In the “navire mangeur d’hommes”, violence assumes an absolute and infinite quality: “C’est ce qui caractérise la traite des nègres et l’esclavage aux Antilles: son absence de limites”. Within the hold of the boat, life and death are unbearably coterminous: living bodies intermingle with dead flesh, living slaves are thrown to the sharks to lighten the load. This “explosion des hommes et [la] dilatation de leur être” disrupts any sense of a natural order, and inscribes violence and trauma at the heart of Antillean identity.

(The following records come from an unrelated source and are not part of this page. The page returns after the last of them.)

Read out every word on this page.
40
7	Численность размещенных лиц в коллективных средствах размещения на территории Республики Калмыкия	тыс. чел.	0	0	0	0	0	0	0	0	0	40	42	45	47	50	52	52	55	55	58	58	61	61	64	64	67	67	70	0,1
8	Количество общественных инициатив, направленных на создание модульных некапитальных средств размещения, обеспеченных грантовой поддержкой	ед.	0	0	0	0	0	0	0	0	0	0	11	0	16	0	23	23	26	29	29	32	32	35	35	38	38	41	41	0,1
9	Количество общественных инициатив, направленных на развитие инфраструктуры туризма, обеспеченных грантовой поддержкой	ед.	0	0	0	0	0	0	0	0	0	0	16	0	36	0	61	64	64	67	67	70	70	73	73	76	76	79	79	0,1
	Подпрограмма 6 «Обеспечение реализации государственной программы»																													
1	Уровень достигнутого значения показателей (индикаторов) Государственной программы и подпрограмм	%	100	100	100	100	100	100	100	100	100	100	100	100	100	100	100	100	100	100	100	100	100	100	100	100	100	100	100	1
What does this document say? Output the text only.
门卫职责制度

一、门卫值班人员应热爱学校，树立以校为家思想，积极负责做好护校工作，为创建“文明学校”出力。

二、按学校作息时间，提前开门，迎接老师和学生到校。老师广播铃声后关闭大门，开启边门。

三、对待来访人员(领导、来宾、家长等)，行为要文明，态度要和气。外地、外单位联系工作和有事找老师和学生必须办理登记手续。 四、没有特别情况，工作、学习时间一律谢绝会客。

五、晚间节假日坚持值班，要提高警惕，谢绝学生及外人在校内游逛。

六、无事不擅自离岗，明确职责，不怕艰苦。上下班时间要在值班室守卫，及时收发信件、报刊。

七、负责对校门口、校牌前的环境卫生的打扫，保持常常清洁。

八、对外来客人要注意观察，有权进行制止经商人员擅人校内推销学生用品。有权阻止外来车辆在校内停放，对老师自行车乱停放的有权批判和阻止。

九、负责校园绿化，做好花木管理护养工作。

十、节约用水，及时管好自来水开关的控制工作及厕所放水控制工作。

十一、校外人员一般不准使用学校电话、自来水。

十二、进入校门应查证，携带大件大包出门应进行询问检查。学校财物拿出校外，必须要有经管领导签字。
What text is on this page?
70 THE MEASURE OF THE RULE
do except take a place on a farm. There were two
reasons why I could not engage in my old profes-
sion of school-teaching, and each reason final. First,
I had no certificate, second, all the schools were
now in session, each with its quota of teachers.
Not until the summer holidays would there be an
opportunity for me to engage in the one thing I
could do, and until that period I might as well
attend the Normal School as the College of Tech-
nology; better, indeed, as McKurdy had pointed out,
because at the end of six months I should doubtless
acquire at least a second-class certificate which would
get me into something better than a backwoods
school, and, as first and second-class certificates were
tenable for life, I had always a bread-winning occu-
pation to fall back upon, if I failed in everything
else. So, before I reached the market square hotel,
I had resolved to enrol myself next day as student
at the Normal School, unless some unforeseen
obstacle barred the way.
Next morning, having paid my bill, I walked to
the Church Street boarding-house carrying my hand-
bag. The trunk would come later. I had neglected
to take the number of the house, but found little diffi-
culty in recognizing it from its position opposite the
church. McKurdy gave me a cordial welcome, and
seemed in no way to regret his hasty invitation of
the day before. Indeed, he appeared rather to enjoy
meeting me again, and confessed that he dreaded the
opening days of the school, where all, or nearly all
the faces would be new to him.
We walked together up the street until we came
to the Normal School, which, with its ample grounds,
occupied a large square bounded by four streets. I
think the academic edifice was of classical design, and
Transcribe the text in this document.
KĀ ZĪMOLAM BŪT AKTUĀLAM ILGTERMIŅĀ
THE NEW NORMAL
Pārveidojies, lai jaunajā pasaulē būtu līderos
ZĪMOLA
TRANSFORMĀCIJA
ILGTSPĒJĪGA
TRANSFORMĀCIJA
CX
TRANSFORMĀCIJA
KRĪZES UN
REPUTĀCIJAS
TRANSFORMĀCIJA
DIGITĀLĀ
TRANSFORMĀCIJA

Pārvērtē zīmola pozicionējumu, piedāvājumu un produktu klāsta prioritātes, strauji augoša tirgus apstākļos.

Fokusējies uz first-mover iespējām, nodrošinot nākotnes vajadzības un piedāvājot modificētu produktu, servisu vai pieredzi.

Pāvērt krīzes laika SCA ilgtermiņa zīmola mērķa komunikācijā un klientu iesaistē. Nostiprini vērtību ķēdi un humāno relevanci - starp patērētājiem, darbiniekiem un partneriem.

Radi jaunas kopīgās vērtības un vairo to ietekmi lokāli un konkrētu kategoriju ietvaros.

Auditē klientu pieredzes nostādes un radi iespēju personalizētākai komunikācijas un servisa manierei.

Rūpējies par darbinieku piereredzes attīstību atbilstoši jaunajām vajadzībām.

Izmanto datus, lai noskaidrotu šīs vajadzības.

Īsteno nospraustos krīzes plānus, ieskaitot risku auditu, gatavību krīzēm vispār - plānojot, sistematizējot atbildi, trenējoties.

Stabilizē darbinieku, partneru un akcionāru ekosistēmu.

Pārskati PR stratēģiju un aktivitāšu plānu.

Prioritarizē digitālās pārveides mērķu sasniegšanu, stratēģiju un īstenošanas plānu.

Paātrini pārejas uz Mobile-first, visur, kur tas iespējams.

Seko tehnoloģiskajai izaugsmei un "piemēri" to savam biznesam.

Threatened boundaries and permeable limits characterise the novel. The body offers no discrete, continuous or protective entity, and fails to act as guarantor of a coherent, stable identity. Characters – both male and female – frequently penetrate, melt into and fuse with each other, and identity itself breaks down (reflected, for example, in the merged identities designated by hyphenized names: Deborah-Nicole Timoléon; Sarah-Anaïs-Alicia). The descriptions of violence and trauma are localised predominantly in and through the female body: difficult births, infanticide, the dorlis, a supernatural spirit which rapes sleeping women.

At the end of the novel, the protagonist (who has, implausibly, participated in many of the anti-colonial insurrections throughout the world), returns to a now-departmentalised Martinique. The old warrior comments: “Dans ces opulences de surface, il ne voyait aucune violence contre laquelle il aurait pu sortir ses armes”. Ironically, the foundational violence of the Middle Passage and the brutality of slavery have lapsed into a passive dependence. While the DOM-TOMs have thus escaped “les massacres, les assassins […] les exécutions sommaires” of decolonization, the absence of revolutionary violence in contemporary Antillean culture is portrayed as a particularly damaging, debilitating void.